12 Responses to Quasilude (II): Creation Tourism

  1. dreameling says:

    So, if the sky is infinite, wouldn’t the air pressure on the ground be infinitely high? :p

    • stchucky says:

      Maybe in this universe. Different universe = different physical laws.

    • stchucky says:

      But you knew I was going to say that.

      • dreameling says:

        I kinda did. But I had to ask.

      • stchucky says:

        Just like a practically infinite mass of ground should collapse into a set of supermassive black holes, but doesn’t.

      • dreameling says:

        Indeed! Some Urverses, man.

      • stchucky says:


        The urverse is singular by definition – it contains everything. If there was more than one of them, they’d both exist within each other and still be singular.

        And, actually, quite a lot of universes have physical laws fairly similar to The Centre, and vastly different to our own.

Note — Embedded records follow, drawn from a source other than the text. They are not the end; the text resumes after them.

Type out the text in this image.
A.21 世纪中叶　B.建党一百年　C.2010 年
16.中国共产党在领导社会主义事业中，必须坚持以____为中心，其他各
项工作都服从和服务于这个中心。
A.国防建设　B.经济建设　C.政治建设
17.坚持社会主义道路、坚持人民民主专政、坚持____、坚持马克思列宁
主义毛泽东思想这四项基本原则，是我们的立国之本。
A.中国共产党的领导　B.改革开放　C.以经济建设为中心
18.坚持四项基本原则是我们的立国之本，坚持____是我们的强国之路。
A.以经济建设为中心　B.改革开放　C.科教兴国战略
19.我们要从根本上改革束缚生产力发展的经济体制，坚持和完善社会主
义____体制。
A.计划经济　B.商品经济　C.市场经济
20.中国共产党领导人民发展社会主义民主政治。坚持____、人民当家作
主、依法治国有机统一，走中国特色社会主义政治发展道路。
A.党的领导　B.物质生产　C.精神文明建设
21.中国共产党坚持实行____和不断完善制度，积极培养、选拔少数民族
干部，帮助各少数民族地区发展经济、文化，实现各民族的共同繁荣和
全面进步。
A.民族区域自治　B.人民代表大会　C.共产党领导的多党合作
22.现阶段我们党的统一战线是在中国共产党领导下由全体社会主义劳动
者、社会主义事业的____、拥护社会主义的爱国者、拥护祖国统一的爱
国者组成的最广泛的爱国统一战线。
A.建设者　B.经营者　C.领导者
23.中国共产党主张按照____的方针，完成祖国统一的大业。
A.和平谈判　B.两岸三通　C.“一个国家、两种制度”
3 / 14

Almost all of them, in fact. Every universe is different to one degree or other.

        The Centre’s atmospheric and foundational stability and uniformity makes perfect sense if you know about recursive density gradients, repeating-space planar layering, and aactur understructural formations.

        But now we’re veering into “You prove your fiction by referencing your fiction? Dude!” territory…

      • dreameling says:

        Well, I meant “Urverse” more like “a fiction author’s crazy-ass story world cosmology”, but I take your point. Up in the ass of Timo.

      • stchucky says:

        Now now, I didn’t mean anything by it. Just relishing the chance to make up reams and reams of totally canonical bullshit. I may name a Law after you. dreameling’s Third Law? The Lagus Theorem?

      • dreameling says:

        Hey, I was just trying to be funny. I didn’t take it to mean anything. Man, I should go back to using smileys.

        If you immortalize “Lagus” in the books, I will buy you dinner. (No, not a prelude to anything going up my ass!)

      • stchucky says:

        On the to-do pile it goes.

      • stchucky says:

        Selling my artistic integrity for a meal. I am finally a real author.